Below 42 degrees Celsius, the amoeba didn't grow at all; the temperatures just weren't warm enough.
The best temperature range for growth was around 55 to 57 degrees Celsius, and mitosis – where a cell divides into two daughter cells – was directly observed at 58 and 63 degrees Celsius.
At 64 degrees Celsius, I. cascadensis was still moving around. It smashed the previous amoeba record of 57 degrees Celsius set by Echinamoeba thermarum, and even surpasses the long-assumed 60-degree upper limit for eukaryotic growth.
At 66 degrees Celsius, I. cascadensis started forming protective cysts, a strategy that allows amoebae to enter dormancy during challenging conditions.
It also formed cysts at 25 degrees Celsius. That's an unusually high lower limit, considering that most eukaryotes prefer temperatures well below that – and many thrive best at room temperature.
More experiments revealed that the amoeba stops moving at 70 degrees Celsius, but can revive if temperatures are brought back down.
Only when temperatures reached 80 degrees Celsius did I. cascadensis finally give up its tiny ghost.
An analysis of the genome provided clues about how the tiny organism can withstand such extreme conditions. It has adaptations for rapid signaling and heat-response pathways, as well as an expanded set of particularly heat-resistant proteins and heat-shock chaperones.
Finally, almost identical DNA sequences appeared in environmental DNA samples obtained in Yellowstone National Park and the Taupō Volcanic Zone in New Zealand.

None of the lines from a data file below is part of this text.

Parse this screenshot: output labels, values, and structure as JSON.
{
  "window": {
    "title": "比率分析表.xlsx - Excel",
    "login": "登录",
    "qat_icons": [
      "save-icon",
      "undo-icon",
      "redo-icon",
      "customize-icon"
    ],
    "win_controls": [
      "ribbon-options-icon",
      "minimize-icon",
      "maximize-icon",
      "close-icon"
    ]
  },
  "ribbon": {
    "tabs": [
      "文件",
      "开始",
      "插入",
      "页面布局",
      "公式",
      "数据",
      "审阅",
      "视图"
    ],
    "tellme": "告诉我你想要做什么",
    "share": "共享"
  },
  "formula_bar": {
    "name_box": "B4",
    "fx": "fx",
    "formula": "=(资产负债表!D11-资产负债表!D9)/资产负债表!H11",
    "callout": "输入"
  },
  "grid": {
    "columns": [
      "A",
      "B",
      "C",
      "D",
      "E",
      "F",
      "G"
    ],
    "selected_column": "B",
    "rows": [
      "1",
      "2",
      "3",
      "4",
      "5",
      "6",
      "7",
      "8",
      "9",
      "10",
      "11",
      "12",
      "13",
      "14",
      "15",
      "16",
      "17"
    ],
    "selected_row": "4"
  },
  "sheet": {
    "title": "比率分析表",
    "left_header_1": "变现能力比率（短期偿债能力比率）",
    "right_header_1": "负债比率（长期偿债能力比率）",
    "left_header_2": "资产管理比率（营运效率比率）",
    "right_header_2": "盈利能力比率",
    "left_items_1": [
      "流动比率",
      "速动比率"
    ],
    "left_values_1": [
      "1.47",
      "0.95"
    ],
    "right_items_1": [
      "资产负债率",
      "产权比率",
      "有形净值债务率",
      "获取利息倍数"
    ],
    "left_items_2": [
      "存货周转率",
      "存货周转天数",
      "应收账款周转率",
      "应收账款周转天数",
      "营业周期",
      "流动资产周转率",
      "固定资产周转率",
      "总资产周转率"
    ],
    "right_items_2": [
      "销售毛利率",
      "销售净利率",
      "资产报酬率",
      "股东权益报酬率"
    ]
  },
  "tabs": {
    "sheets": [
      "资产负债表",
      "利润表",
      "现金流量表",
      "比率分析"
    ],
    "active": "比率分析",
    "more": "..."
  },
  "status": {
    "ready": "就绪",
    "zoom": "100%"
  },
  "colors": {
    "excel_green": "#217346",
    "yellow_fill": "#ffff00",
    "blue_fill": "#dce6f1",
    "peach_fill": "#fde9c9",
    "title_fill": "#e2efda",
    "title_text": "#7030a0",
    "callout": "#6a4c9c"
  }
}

Although DNA fragments don't make an organism, it suggests that I. cascadensis is not alone. Its discovery implies that life can be far more capable of adapting to extreme conditions than we thought, and one that may be useful for assessing the potential habitability of alien worlds.
"Incendiamoeba cascadensis proliferates at temperatures beyond what was thought possible for any eukaryotic organism. This discovery raises new questions about the true maximum temperature a eukaryotic cell can endure," the researchers write.
"These results have profound implications for our understanding of the evolutionary constraints on eukaryotic cells and the set of abiotic parameters that inform the search for life elsewhere in the Universe."
The team has posted their findings as a preprint on bioRxiv.